What is the exposition of "The Fat Girl"?
"The Fat Girl" is a short story by a master of the form, Andre Dubus. The title refers to the protagonist, Louise, and the story covers her experiences from childhood through adulthood. It's worth noting that that term "fat girl" describes how Louise sees herself (and how the people around her, especially her mother) view her when she is young. By the time Louise is a young adult, she's not heavy anymore. But she still views herself as a fat girl, even when she is in a slender body that she's worked hard to earn and maintain.
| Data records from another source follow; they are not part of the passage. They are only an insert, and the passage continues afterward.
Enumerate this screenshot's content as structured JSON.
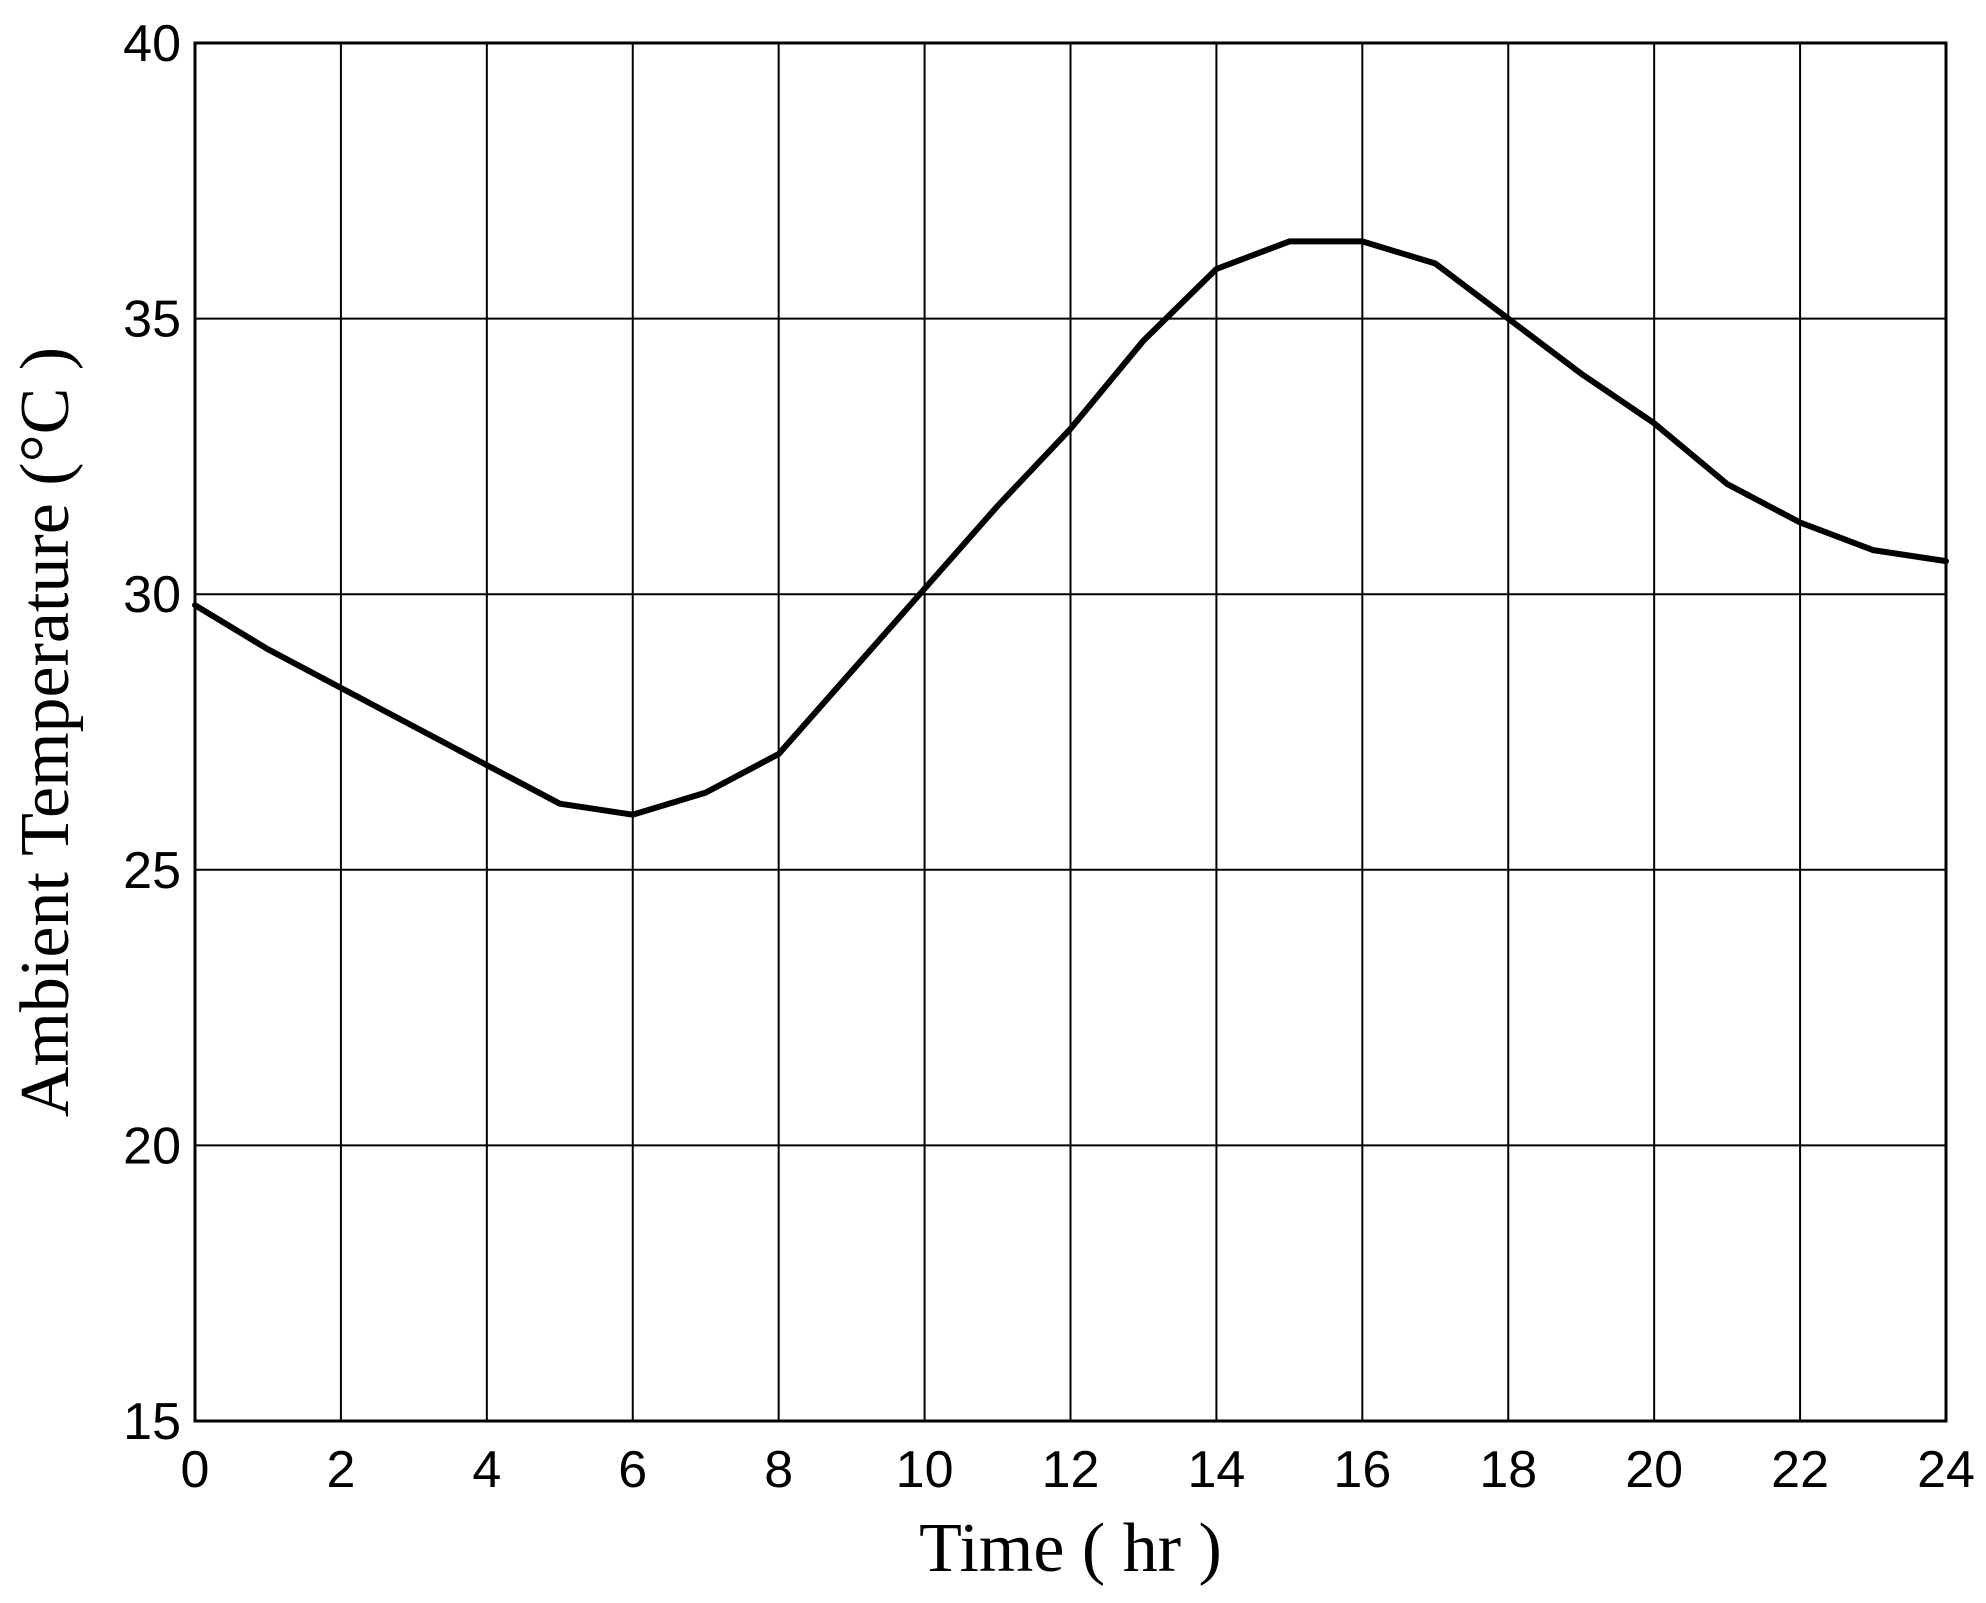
{
  "chart_data": {
    "type": "line",
    "title": "",
    "xlabel": "Time ( hr )",
    "ylabel": "Ambient Temperature (°C )",
    "xlim": [
      0,
      24
    ],
    "ylim": [
      15,
      40
    ],
    "x_ticks": [
      0,
      2,
      4,
      6,
      8,
      10,
      12,
      14,
      16,
      18,
      20,
      22,
      24
    ],
    "y_ticks": [
      15,
      20,
      25,
      30,
      35,
      40
    ],
    "grid": true,
    "legend": "none",
    "line_color": "#000000",
    "series": [
      {
        "x": [
          0,
          1,
          2,
          3,
          4,
          5,
          6,
          7,
          8,
          9,
          10,
          11,
          12,
          13,
          14,
          15,
          16,
          17,
          18,
          19,
          20,
          21,
          22,
          23,
          24
        ],
        "y": [
          29.8,
          29.0,
          28.3,
          27.6,
          26.9,
          26.2,
          26.0,
          26.4,
          27.1,
          28.6,
          30.1,
          31.6,
          33.0,
          34.6,
          35.9,
          36.4,
          36.4,
          36.0,
          35.0,
          34.0,
          33.1,
          32.0,
          31.3,
          30.8,
          30.6
        ]
      }
    ]
  }
}
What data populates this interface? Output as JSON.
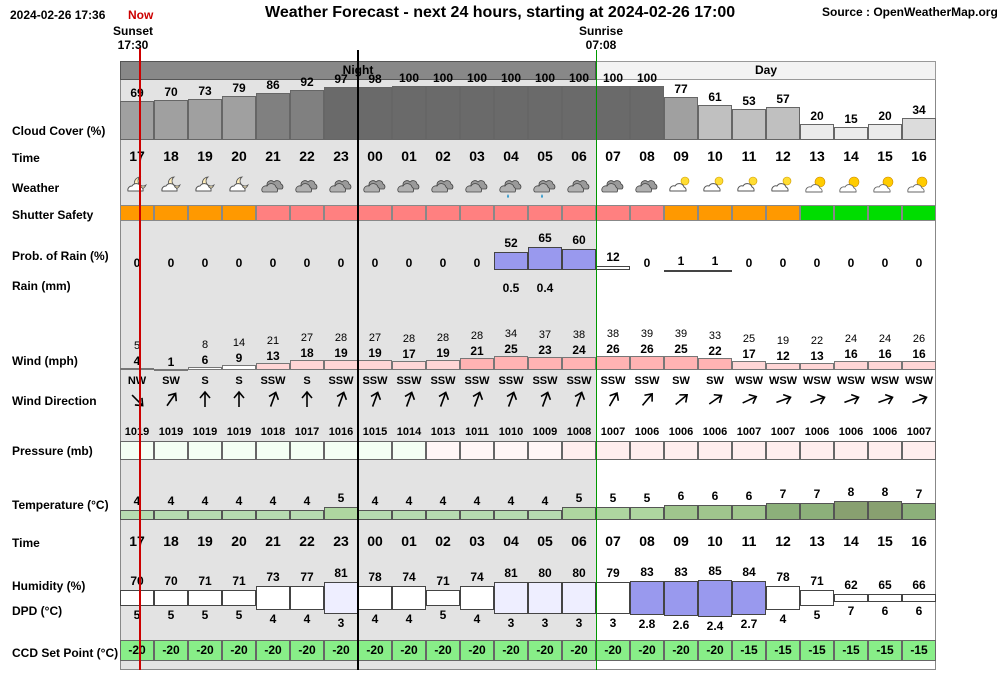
{
  "header": {
    "timestamp": "2024-02-26 17:36",
    "now_label": "Now",
    "title": "Weather Forecast - next 24 hours, starting at 2024-02-26 17:00",
    "source": "Source : OpenWeatherMap.org"
  },
  "sun": {
    "sunset_label": "Sunset",
    "sunset_time": "17:30",
    "sunrise_label": "Sunrise",
    "sunrise_time": "07:08"
  },
  "periods": {
    "night": "Night",
    "day": "Day"
  },
  "row_labels": {
    "cloud": "Cloud Cover (%)",
    "time": "Time",
    "weather": "Weather",
    "shutter": "Shutter Safety",
    "prob_rain": "Prob. of Rain (%)",
    "rain": "Rain (mm)",
    "wind": "Wind (mph)",
    "wind_dir": "Wind Direction",
    "pressure": "Pressure (mb)",
    "temperature": "Temperature (°C)",
    "time2": "Time",
    "humidity": "Humidity (%)",
    "dpd": "DPD (°C)",
    "ccd": "CCD Set Point (°C)"
  },
  "colors": {
    "night_bg": "#e3e3e3",
    "shutter_orange": "#ff9900",
    "shutter_red": "#ff8080",
    "shutter_green": "#00dd00",
    "rain_blue": "#9999ee",
    "ccd_green": "#88ee88",
    "now_red": "#cc0000",
    "day_border": "#009900"
  },
  "chart_data": {
    "type": "table",
    "hours": [
      "17",
      "18",
      "19",
      "20",
      "21",
      "22",
      "23",
      "00",
      "01",
      "02",
      "03",
      "04",
      "05",
      "06",
      "07",
      "08",
      "09",
      "10",
      "11",
      "12",
      "13",
      "14",
      "15",
      "16"
    ],
    "night_hours": [
      "17",
      "18",
      "19",
      "20",
      "21",
      "22",
      "23",
      "00",
      "01",
      "02",
      "03",
      "04",
      "05",
      "06"
    ],
    "cloud_cover": [
      69,
      70,
      73,
      79,
      86,
      92,
      97,
      98,
      100,
      100,
      100,
      100,
      100,
      100,
      100,
      100,
      77,
      61,
      53,
      57,
      20,
      15,
      20,
      34
    ],
    "weather_icons": [
      "partly-cloudy-night-icon",
      "partly-cloudy-night-icon",
      "partly-cloudy-night-icon",
      "partly-cloudy-night-icon",
      "cloudy-icon",
      "cloudy-icon",
      "cloudy-icon",
      "cloudy-icon",
      "cloudy-icon",
      "cloudy-icon",
      "cloudy-icon",
      "light-rain-icon",
      "light-rain-icon",
      "cloudy-icon",
      "cloudy-icon",
      "cloudy-icon",
      "partly-cloudy-day-icon",
      "partly-cloudy-day-icon",
      "partly-cloudy-day-icon",
      "partly-cloudy-day-icon",
      "sunny-partly-cloudy-icon",
      "sunny-partly-cloudy-icon",
      "sunny-partly-cloudy-icon",
      "sunny-partly-cloudy-icon"
    ],
    "shutter_safety": [
      "orange",
      "orange",
      "orange",
      "orange",
      "red",
      "red",
      "red",
      "red",
      "red",
      "red",
      "red",
      "red",
      "red",
      "red",
      "red",
      "red",
      "orange",
      "orange",
      "orange",
      "orange",
      "green",
      "green",
      "green",
      "green"
    ],
    "prob_rain": [
      0,
      0,
      0,
      0,
      0,
      0,
      0,
      0,
      0,
      0,
      0,
      52,
      65,
      60,
      12,
      0,
      1,
      1,
      0,
      0,
      0,
      0,
      0,
      0
    ],
    "rain_mm": [
      "",
      "",
      "",
      "",
      "",
      "",
      "",
      "",
      "",
      "",
      "",
      "0.5",
      "0.4",
      "",
      "",
      "",
      "",
      "",
      "",
      "",
      "",
      "",
      "",
      ""
    ],
    "wind_gust": [
      5,
      "",
      8,
      14,
      21,
      27,
      28,
      27,
      28,
      28,
      28,
      34,
      37,
      38,
      38,
      39,
      39,
      33,
      25,
      19,
      22,
      24,
      24,
      26
    ],
    "wind_speed": [
      4,
      1,
      6,
      9,
      13,
      18,
      19,
      19,
      17,
      19,
      21,
      25,
      23,
      24,
      26,
      26,
      25,
      22,
      17,
      12,
      13,
      16,
      16,
      16
    ],
    "wind_direction": [
      "NW",
      "SW",
      "S",
      "S",
      "SSW",
      "S",
      "SSW",
      "SSW",
      "SSW",
      "SSW",
      "SSW",
      "SSW",
      "SSW",
      "SSW",
      "SSW",
      "SSW",
      "SW",
      "SW",
      "WSW",
      "WSW",
      "WSW",
      "WSW",
      "WSW",
      "WSW"
    ],
    "wind_angle_deg": [
      135,
      35,
      0,
      0,
      20,
      0,
      20,
      20,
      20,
      20,
      20,
      20,
      20,
      20,
      30,
      40,
      50,
      55,
      65,
      70,
      70,
      70,
      70,
      70
    ],
    "pressure_mb": [
      1019,
      1019,
      1019,
      1019,
      1018,
      1017,
      1016,
      1015,
      1014,
      1013,
      1011,
      1010,
      1009,
      1008,
      1007,
      1006,
      1006,
      1006,
      1007,
      1007,
      1006,
      1006,
      1006,
      1007
    ],
    "temperature_c": [
      4,
      4,
      4,
      4,
      4,
      4,
      5,
      4,
      4,
      4,
      4,
      4,
      4,
      5,
      5,
      5,
      6,
      6,
      6,
      7,
      7,
      8,
      8,
      7
    ],
    "humidity_pct": [
      70,
      70,
      71,
      71,
      73,
      77,
      81,
      78,
      74,
      71,
      74,
      81,
      80,
      80,
      79,
      83,
      83,
      85,
      84,
      78,
      71,
      62,
      65,
      66
    ],
    "dpd_c": [
      5,
      5,
      5,
      5,
      4,
      4,
      3,
      4,
      4,
      5,
      4,
      3,
      3,
      3,
      3,
      2.8,
      2.6,
      2.4,
      2.7,
      4,
      5,
      7,
      6,
      6
    ],
    "ccd_set_point_c": [
      -20,
      -20,
      -20,
      -20,
      -20,
      -20,
      -20,
      -20,
      -20,
      -20,
      -20,
      -20,
      -20,
      -20,
      -20,
      -20,
      -20,
      -20,
      -15,
      -15,
      -15,
      -15,
      -15,
      -15
    ]
  }
}
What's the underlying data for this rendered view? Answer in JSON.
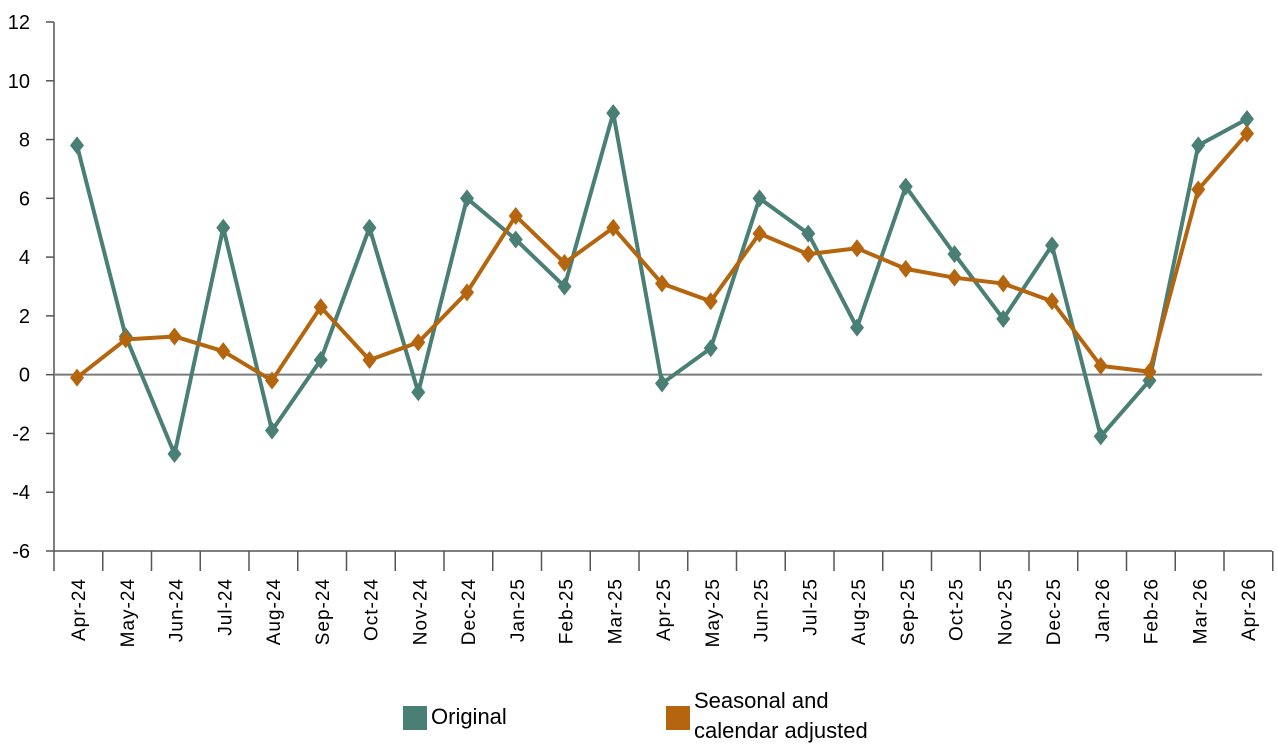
{
  "chart_data": {
    "type": "line",
    "categories": [
      "Apr-24",
      "May-24",
      "Jun-24",
      "Jul-24",
      "Aug-24",
      "Sep-24",
      "Oct-24",
      "Nov-24",
      "Dec-24",
      "Jan-25",
      "Feb-25",
      "Mar-25",
      "Apr-25",
      "May-25",
      "Jun-25",
      "Jul-25",
      "Aug-25",
      "Sep-25",
      "Oct-25",
      "Nov-25",
      "Dec-25",
      "Jan-26",
      "Feb-26",
      "Mar-26",
      "Apr-26"
    ],
    "series": [
      {
        "name": "Original",
        "color": "#4a7f76",
        "values": [
          7.8,
          1.3,
          -2.7,
          5.0,
          -1.9,
          0.5,
          5.0,
          -0.6,
          6.0,
          4.6,
          3.0,
          8.9,
          -0.3,
          0.9,
          6.0,
          4.8,
          1.6,
          6.4,
          4.1,
          1.9,
          4.4,
          -2.1,
          -0.2,
          7.8,
          8.7
        ]
      },
      {
        "name": "Seasonal and calendar adjusted",
        "color": "#b5650e",
        "values": [
          -0.1,
          1.2,
          1.3,
          0.8,
          -0.2,
          2.3,
          0.5,
          1.1,
          2.8,
          5.4,
          3.8,
          5.0,
          3.1,
          2.5,
          4.8,
          4.1,
          4.3,
          3.6,
          3.3,
          3.1,
          2.5,
          0.3,
          0.1,
          6.3,
          8.2
        ]
      }
    ],
    "ylim": [
      -6,
      12
    ],
    "yticks": [
      "-6",
      "-4",
      "-2",
      "0",
      "2",
      "4",
      "6",
      "8",
      "10",
      "12"
    ],
    "legend": {
      "original": "Original",
      "adjusted_line1": "Seasonal and",
      "adjusted_line2": "calendar adjusted"
    },
    "legend_position": "bottom",
    "grid": false
  }
}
The fact that Louise's struggle with her weight will continue throughout the story is why the exposition is so important. We have to understand the protagonist's background to properly understand the rest of the story. Dubus doesn't waste any time in establishing this. In the second paragraph of the story, he reveals key details of Louise's childhood:
It started when Louise was nine. You must start watching what you eat, her mother would say. I can see you have my metabolism. Louise also had her mother’s pale blond hair. Her mother was slim and pretty, carried herself erectly, and ate very little. The two of them would eat bare lunches, while her older brother ate sandwiches and potato chips, and then her mother would sit smoking while Louise eyed the bread box, the pantry, the refrigerator.
In this passage, we learn plenty: Louise's mother is extremely image-conscious. Even though she is "slim and pretty," she worries that Louise will have weight problems. (We can't know whether or not Louise's mother was ever actually overweight, and that's part of the problem: is this problem about perception, or is it a real health concern?)
In the exposition, we also learn about Louise's father, who is kinder and more sympathetic to his daughter:
Her father was a lawyer and made a lot of money and came home looking pale and happy. Martinis put color back in his face, and at dinner he talked to his wife and two children. Oh give her a potato, he would say to Louise’s mother. She a growing girl. Her mother’s voice then became tense: If she has a potato she shouldn’t have dessert. She should have both, her father would say, and he would reach over and touch Louise’s cheek or hand or arm.
The story will go on to describe Louise's experiences in high school and, later, as a young woman entering the spheres of dating, marriage, and motherhood. But we'll see how Louise's judgmental mother and kindhearted father, and the interactions they have with their young daughter when she is nine years old, will shape the way she sees herself in the future.